What became of the first Mary Carter? A registration application filed by Carter on November 1, 1927, with the U.S. Consulate General in Shanghai only deepened the mystery. The form had a line for indicating when the applicant's prior marital relation was terminated. The date,
February 1927, was entered on that line. Elsewhere the form asked for the date of the prior marriage and spouse's name, and this was followed by the notation that “Mary Wilhelmina is now deceased.” When and how the first Mary Carter died has never been explained.

For Eddie, his father's sudden marriage to Mary Westerhold must have been very disturbing. It was only a year since Eddie had experienced the traumatic separation from his mother. He never saw his mother again, and apparently she died in India. Now he was expected to accept a white stranger, who was hardly more than a girl herself, as a replacement for his mother. It was an impossible situation. Mary Westerhold's presence only further deepened Eddie's alienation from his father.

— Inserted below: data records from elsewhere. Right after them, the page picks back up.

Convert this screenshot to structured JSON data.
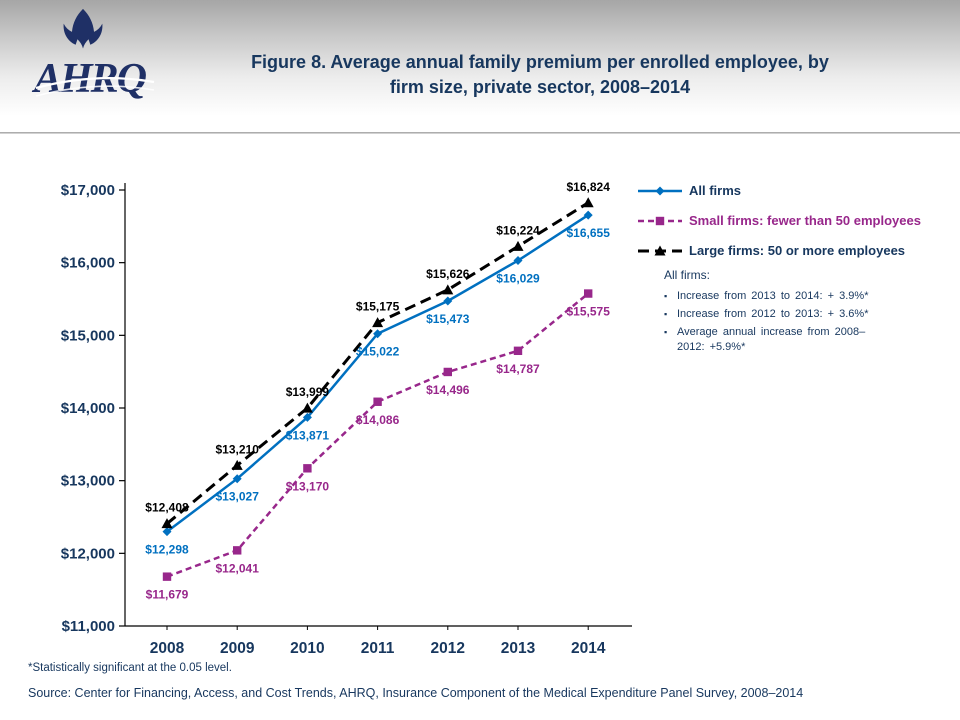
{
  "colors": {
    "navy": "#17375E",
    "all_firms_blue": "#0070C0",
    "small_firms_purple": "#98278B",
    "large_firms_black": "#000000",
    "logo_navy": "#1F3066",
    "axis_black": "#000000"
  },
  "header": {
    "logo_text": "AHRQ",
    "title_line1": "Figure 8.  Average annual family premium per enrolled employee, by",
    "title_line2": "firm size, private sector, 2008–2014"
  },
  "chart_data": {
    "type": "line",
    "title": "Average annual family premium per enrolled employee, by firm size, private sector, 2008–2014",
    "x": [
      "2008",
      "2009",
      "2010",
      "2011",
      "2012",
      "2013",
      "2014"
    ],
    "xlabel": "",
    "ylabel": "",
    "ylim": [
      11000,
      17000
    ],
    "ytick_step": 1000,
    "ytick_labels": [
      "$11,000",
      "$12,000",
      "$13,000",
      "$14,000",
      "$15,000",
      "$16,000",
      "$17,000"
    ],
    "grid": false,
    "legend_position": "right",
    "series": [
      {
        "name": "All firms",
        "color": "#0070C0",
        "line_style": "solid",
        "marker": "diamond",
        "label_side": "below",
        "values": [
          12298,
          13027,
          13871,
          15022,
          15473,
          16029,
          16655
        ],
        "value_labels": [
          "$12,298",
          "$13,027",
          "$13,871",
          "$15,022",
          "$15,473",
          "$16,029",
          "$16,655"
        ]
      },
      {
        "name": "Small firms: fewer than 50 employees",
        "color": "#98278B",
        "line_style": "dashed",
        "marker": "square",
        "label_side": "below",
        "values": [
          11679,
          12041,
          13170,
          14086,
          14496,
          14787,
          15575
        ],
        "value_labels": [
          "$11,679",
          "$12,041",
          "$13,170",
          "$14,086",
          "$14,496",
          "$14,787",
          "$15,575"
        ]
      },
      {
        "name": "Large firms: 50 or more employees",
        "color": "#000000",
        "line_style": "long-dash",
        "marker": "triangle",
        "label_side": "above",
        "values": [
          12408,
          13210,
          13999,
          15175,
          15626,
          16224,
          16824
        ],
        "value_labels": [
          "$12,408",
          "$13,210",
          "$13,999",
          "$15,175",
          "$15,626",
          "$16,224",
          "$16,824"
        ]
      }
    ]
  },
  "legend": {
    "items": [
      {
        "label": "All firms",
        "text_color": "#17375E"
      },
      {
        "label": "Small firms: fewer than 50 employees",
        "text_color": "#98278B"
      },
      {
        "label": "Large firms: 50 or more employees",
        "text_color": "#17375E"
      }
    ]
  },
  "annotation": {
    "heading": "All firms:",
    "bullets": [
      "Increase from 2013 to 2014:  + 3.9%*",
      "Increase from 2012 to 2013:  + 3.6%*",
      "Average annual increase from 2008–2012:  +5.9%*"
    ]
  },
  "footer": {
    "note": "*Statistically significant at the 0.05 level.",
    "source": "Source: Center for Financing, Access, and Cost Trends, AHRQ, Insurance Component of the Medical Expenditure Panel Survey,  2008–2014"
  }
}
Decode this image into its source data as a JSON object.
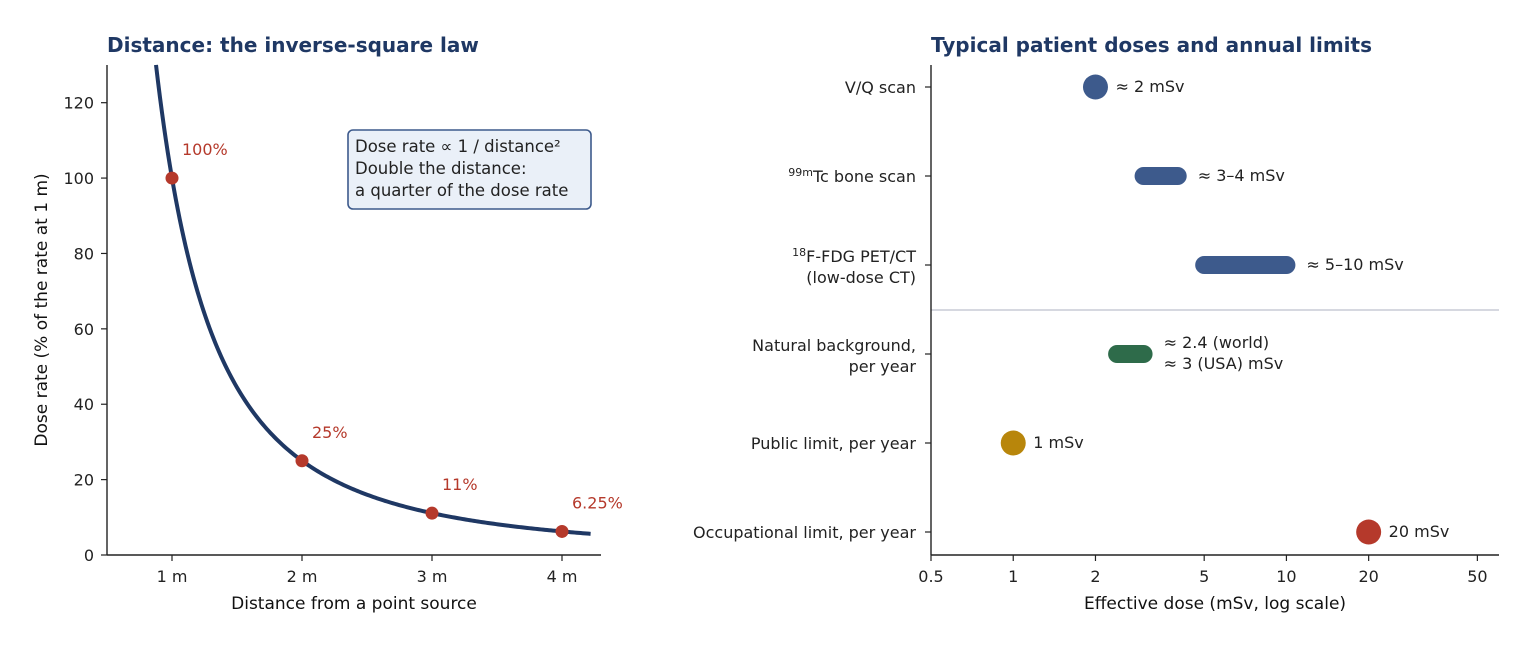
{
  "colors": {
    "title": "#1f3864",
    "curve": "#1f3864",
    "point": "#b5392b",
    "navy_marker": "#3d5a8c",
    "green_marker": "#2e6b4a",
    "gold_marker": "#b8860b",
    "red_marker": "#b5392b",
    "box_fill": "#eaf0f8",
    "box_edge": "#3d5a8c",
    "divider": "#c9ccd6"
  },
  "chart_data": [
    {
      "type": "line",
      "title": "Distance: the inverse-square law",
      "xlabel": "Distance from a point source",
      "ylabel": "Dose rate (% of the rate at 1 m)",
      "xlim": [
        0.5,
        4.3
      ],
      "ylim": [
        0,
        130
      ],
      "x_ticks": [
        {
          "v": 1,
          "label": "1 m"
        },
        {
          "v": 2,
          "label": "2 m"
        },
        {
          "v": 3,
          "label": "3 m"
        },
        {
          "v": 4,
          "label": "4 m"
        }
      ],
      "y_ticks": [
        0,
        20,
        40,
        60,
        80,
        100,
        120
      ],
      "curve": {
        "formula": "100/x^2",
        "x_start": 0.877,
        "x_end": 4.22
      },
      "points": [
        {
          "x": 1,
          "y": 100,
          "label": "100%"
        },
        {
          "x": 2,
          "y": 25,
          "label": "25%"
        },
        {
          "x": 3,
          "y": 11.1,
          "label": "11%"
        },
        {
          "x": 4,
          "y": 6.25,
          "label": "6.25%"
        }
      ],
      "annotation_box": [
        "Dose rate ∝ 1 / distance²",
        "Double the distance:",
        "a quarter of the dose rate"
      ]
    },
    {
      "type": "range-dot",
      "title": "Typical patient doses and annual limits",
      "xlabel": "Effective dose (mSv, log scale)",
      "x_scale": "log",
      "xlim": [
        0.5,
        60
      ],
      "x_ticks": [
        {
          "v": 0.5,
          "label": "0.5"
        },
        {
          "v": 1,
          "label": "1"
        },
        {
          "v": 2,
          "label": "2"
        },
        {
          "v": 5,
          "label": "5"
        },
        {
          "v": 10,
          "label": "10"
        },
        {
          "v": 20,
          "label": "20"
        },
        {
          "v": 50,
          "label": "50"
        }
      ],
      "rows": [
        {
          "label": [
            "V/Q scan"
          ],
          "low": 2,
          "high": 2,
          "note": [
            "≈ 2 mSv"
          ],
          "color": "navy_marker"
        },
        {
          "label_sup": "99m",
          "label_rest": "Tc bone scan",
          "low": 3,
          "high": 4,
          "note": [
            "≈ 3–4 mSv"
          ],
          "color": "navy_marker"
        },
        {
          "label_sup": "18",
          "label_rest": "F-FDG PET/CT",
          "label2": "(low-dose CT)",
          "low": 5,
          "high": 10,
          "note": [
            "≈ 5–10 mSv"
          ],
          "color": "navy_marker"
        },
        {
          "label": [
            "Natural background,",
            "per year"
          ],
          "low": 2.4,
          "high": 3,
          "note": [
            "≈ 2.4 (world)",
            "≈ 3 (USA) mSv"
          ],
          "color": "green_marker"
        },
        {
          "label": [
            "Public limit, per year"
          ],
          "low": 1,
          "high": 1,
          "note": [
            "1 mSv"
          ],
          "color": "gold_marker"
        },
        {
          "label": [
            "Occupational limit, per year"
          ],
          "low": 20,
          "high": 20,
          "note": [
            "20 mSv"
          ],
          "color": "red_marker"
        }
      ]
    }
  ]
}
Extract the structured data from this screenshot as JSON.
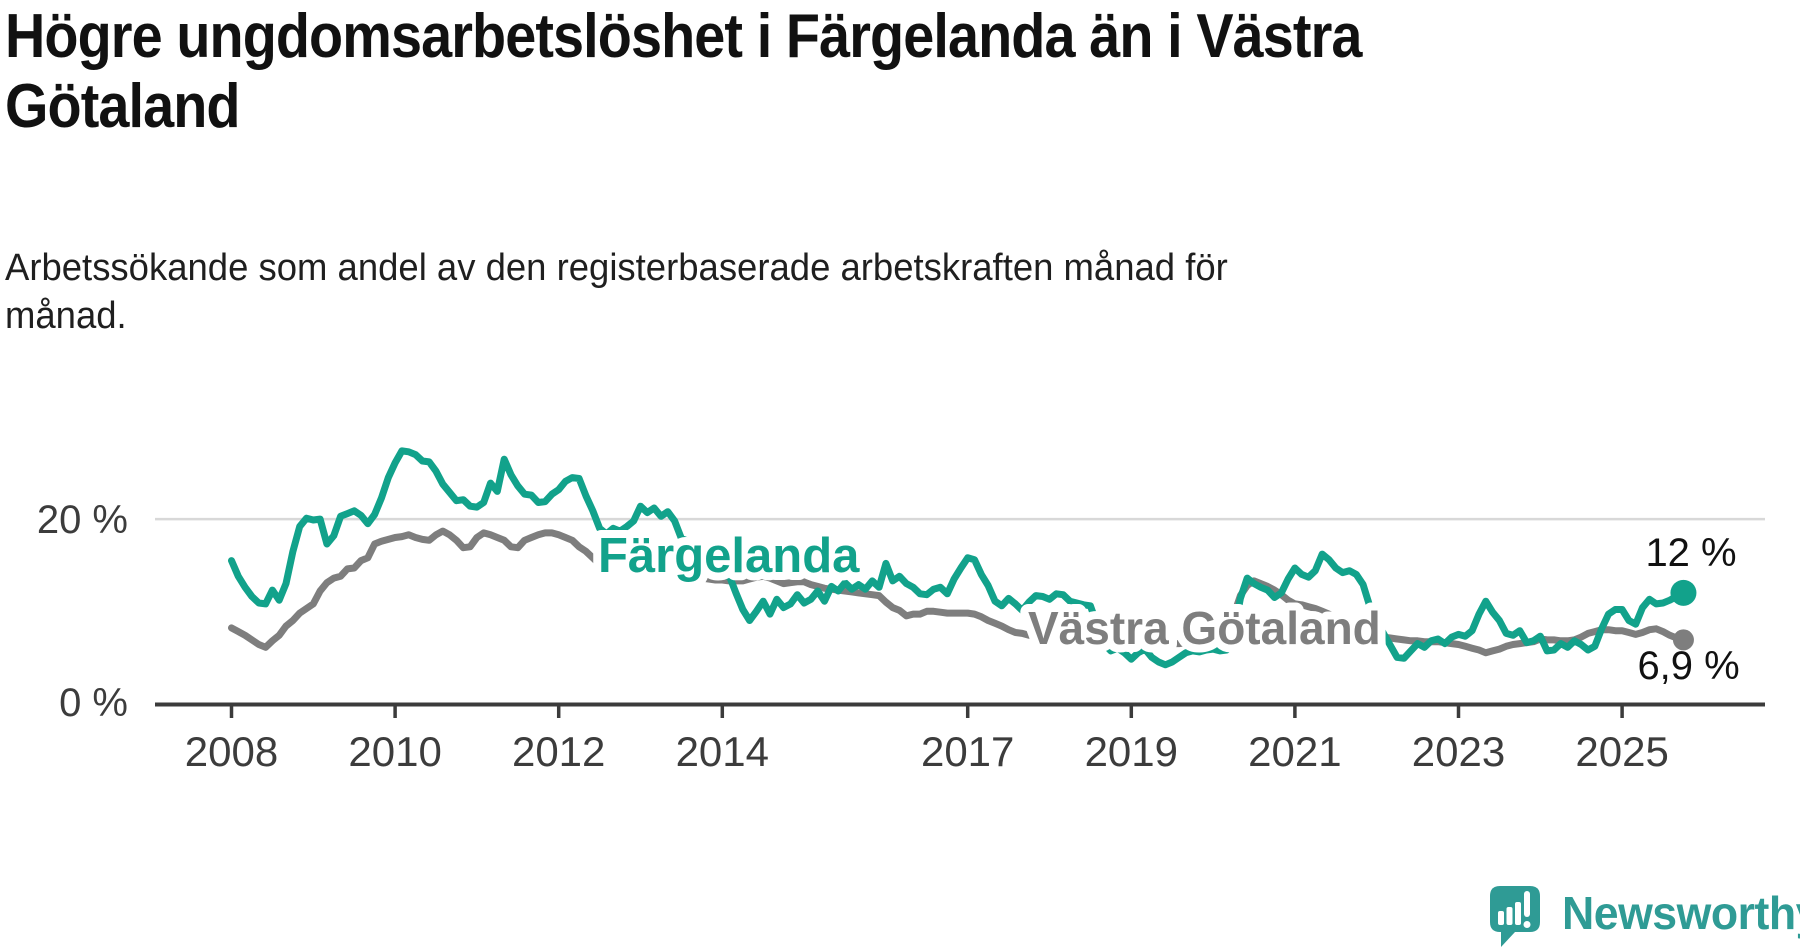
{
  "header": {
    "title_lines": [
      "Högre ungdomsarbetslöshet i Färgelanda än i Västra",
      "Götaland"
    ],
    "subtitle_lines": [
      "Arbetssökande som andel av den registerbaserade arbetskraften månad för",
      "månad."
    ]
  },
  "chart_data": {
    "type": "line",
    "unit": "percent",
    "frequency": "monthly",
    "x_start": "2008-01",
    "x_end": "2025-10",
    "ylim": [
      0,
      29
    ],
    "grid": "horizontal gridline at 20% only, baseline axis at 0%",
    "legend_position": "inline labels on lines",
    "x_tick_years": [
      "2008",
      "2010",
      "2012",
      "2014",
      "2017",
      "2019",
      "2021",
      "2023",
      "2025"
    ],
    "y_ticks": [
      {
        "value": 0,
        "label": "0 %"
      },
      {
        "value": 20,
        "label": "20 %"
      }
    ],
    "series": [
      {
        "name": "Västra Götaland",
        "color": "#7E7E7E",
        "end_label": "6,9 %",
        "latest_value": 6.9,
        "values": [
          8.2,
          7.8,
          7.4,
          6.9,
          6.4,
          6.1,
          6.8,
          7.4,
          8.4,
          9.0,
          9.8,
          10.3,
          10.8,
          12.2,
          13.1,
          13.6,
          13.8,
          14.6,
          14.7,
          15.5,
          15.8,
          17.3,
          17.6,
          17.8,
          18.0,
          18.1,
          18.3,
          18.0,
          17.8,
          17.7,
          18.3,
          18.7,
          18.3,
          17.7,
          16.9,
          17.0,
          18.0,
          18.5,
          18.3,
          18.0,
          17.7,
          17.0,
          16.9,
          17.7,
          18.0,
          18.3,
          18.5,
          18.5,
          18.3,
          18.0,
          17.7,
          17.0,
          16.5,
          15.8,
          15.1,
          14.8,
          15.8,
          15.5,
          15.2,
          15.0,
          14.9,
          14.7,
          14.6,
          14.4,
          14.3,
          14.1,
          14.0,
          13.8,
          13.7,
          13.6,
          13.5,
          13.4,
          13.4,
          13.3,
          13.3,
          13.3,
          13.5,
          13.7,
          13.8,
          13.6,
          13.3,
          13.0,
          13.1,
          13.2,
          13.2,
          12.9,
          12.7,
          12.5,
          12.4,
          12.3,
          12.2,
          12.1,
          12.0,
          11.9,
          11.8,
          11.7,
          11.0,
          10.4,
          10.1,
          9.5,
          9.7,
          9.7,
          10.0,
          10.0,
          9.9,
          9.8,
          9.8,
          9.8,
          9.8,
          9.7,
          9.4,
          9.0,
          8.7,
          8.4,
          8.0,
          7.7,
          7.6,
          7.4,
          7.5,
          7.6,
          7.7,
          7.8,
          7.9,
          8.1,
          8.0,
          7.8,
          7.6,
          7.4,
          7.2,
          7.1,
          7.0,
          6.9,
          6.8,
          6.7,
          6.6,
          6.5,
          6.4,
          6.4,
          6.5,
          6.5,
          6.6,
          6.7,
          6.8,
          6.9,
          7.0,
          7.1,
          7.5,
          9.5,
          11.7,
          12.8,
          13.3,
          13.0,
          12.7,
          12.3,
          11.8,
          11.2,
          10.8,
          10.7,
          10.5,
          10.3,
          10.0,
          9.7,
          9.4,
          9.0,
          8.7,
          8.4,
          8.1,
          7.7,
          7.3,
          7.2,
          7.1,
          7.0,
          6.9,
          6.8,
          6.8,
          6.7,
          6.7,
          6.7,
          6.6,
          6.5,
          6.4,
          6.2,
          6.0,
          5.8,
          5.5,
          5.7,
          5.9,
          6.2,
          6.4,
          6.5,
          6.6,
          6.7,
          7.0,
          6.9,
          6.9,
          6.8,
          6.8,
          6.9,
          7.2,
          7.6,
          7.8,
          8.0,
          8.0,
          7.9,
          7.9,
          7.7,
          7.5,
          7.7,
          8.0,
          8.1,
          7.8,
          7.4,
          7.1,
          6.9
        ]
      },
      {
        "name": "Färgelanda",
        "color": "#12A28B",
        "end_label": "12 %",
        "latest_value": 12,
        "values": [
          15.5,
          13.8,
          12.6,
          11.6,
          10.9,
          10.8,
          12.3,
          11.2,
          13.0,
          16.5,
          19.2,
          20.1,
          19.9,
          20.0,
          17.3,
          18.2,
          20.3,
          20.6,
          20.9,
          20.4,
          19.5,
          20.5,
          22.3,
          24.5,
          26.1,
          27.4,
          27.3,
          27.0,
          26.3,
          26.2,
          25.2,
          23.8,
          22.9,
          22.0,
          22.1,
          21.4,
          21.3,
          21.8,
          23.9,
          23.0,
          26.5,
          24.8,
          23.6,
          22.7,
          22.6,
          21.8,
          21.9,
          22.7,
          23.2,
          24.1,
          24.5,
          24.4,
          22.5,
          20.9,
          19.0,
          18.4,
          19.0,
          18.7,
          19.2,
          19.8,
          21.4,
          20.7,
          21.2,
          20.3,
          20.8,
          19.8,
          17.9,
          17.6,
          16.5,
          15.5,
          14.8,
          14.2,
          13.8,
          13.9,
          12.0,
          10.2,
          9.0,
          10.0,
          11.1,
          9.7,
          11.3,
          10.4,
          10.8,
          11.8,
          10.9,
          11.3,
          12.2,
          11.1,
          12.7,
          12.2,
          13.1,
          12.4,
          12.9,
          12.4,
          13.3,
          12.6,
          15.2,
          13.3,
          13.8,
          13.0,
          12.6,
          11.9,
          11.8,
          12.4,
          12.6,
          11.9,
          13.5,
          14.7,
          15.8,
          15.6,
          14.0,
          12.8,
          11.1,
          10.6,
          11.4,
          10.8,
          10.1,
          11.0,
          11.7,
          11.6,
          11.3,
          11.9,
          11.8,
          11.1,
          10.9,
          10.7,
          10.6,
          8.5,
          6.5,
          5.7,
          6.0,
          5.5,
          4.8,
          5.5,
          5.9,
          5.0,
          4.5,
          4.2,
          4.5,
          5.0,
          5.5,
          5.7,
          5.6,
          5.8,
          5.9,
          5.7,
          5.8,
          7.5,
          11.4,
          13.6,
          13.0,
          12.6,
          12.3,
          11.5,
          12.0,
          13.5,
          14.7,
          14.0,
          13.7,
          14.4,
          16.2,
          15.6,
          14.7,
          14.2,
          14.4,
          14.0,
          12.9,
          10.5,
          9.0,
          7.6,
          6.3,
          5.0,
          4.9,
          5.7,
          6.5,
          6.1,
          6.8,
          7.0,
          6.5,
          7.2,
          7.5,
          7.3,
          7.9,
          9.7,
          11.1,
          9.9,
          9.0,
          7.6,
          7.4,
          7.9,
          6.6,
          6.8,
          7.3,
          5.7,
          5.8,
          6.5,
          6.1,
          6.8,
          6.4,
          5.8,
          6.2,
          8.1,
          9.7,
          10.2,
          10.2,
          9.0,
          8.6,
          10.4,
          11.3,
          10.8,
          10.9,
          11.2,
          11.6,
          12.0
        ]
      }
    ]
  },
  "branding": {
    "logo_text": "Newsworthy",
    "logo_color": "#2F9B95",
    "logo_icon": "speech-bubble-bar-chart"
  },
  "colors": {
    "background": "#FFFFFF",
    "title_text": "#111111",
    "subtitle_text": "#1F1F1F",
    "axis_line": "#3B3B3B",
    "axis_labels": "#3C3C3C",
    "gridline": "#D8D8D8",
    "end_value_labels": "#111111",
    "fargelanda_teal": "#12A28B",
    "vastra_gotaland_gray": "#7E7E7E"
  }
}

Meanwhile, the military situation in China, the civil war between warlords, Nationalists, and communists, was growing ever more dangerous. Writing in May 1928, Carter said, “They are still fighting a few hundred miles north of us, and there have within the last few days been killed twenty to thirty thousand soldiers, and those that are taken prisoners are being put in the front ranks of the battle line and shot down, while some of the officers are taken and their heads cut off. Two more missionaries have paid the price of their lives.” He said that twice a month he visited the Chinese Red Cross hospital to minister to the nurses and wounded soldiers. Shanghai, for the moment spared from the fighting, was a center of “sin and filth” that waylaid American Marines and even some
missionaries. Writing in the September 26, 1928, issue of the
Standard Bearer of Bible Holiness
(the new name of the
Pentecost
), Carter said he believed that despite the worsening conditions, the Nationalist government in power was trying to establish a “real government” for China.

In the summer of 1929, Evangelist Carter moved his family into the French concession in Shanghai. Living in the international community was considered safer than living in the Chinese part of the city, and Carter may have been urged by some of his Chinese Christian friends who also lived there to move. He settled in a residence on Route de Sieyes. According to Seagrave's book,
The Soong Dynasty,
this is the same street on which the Kung family had a house. The Chiang and Kung families were very close.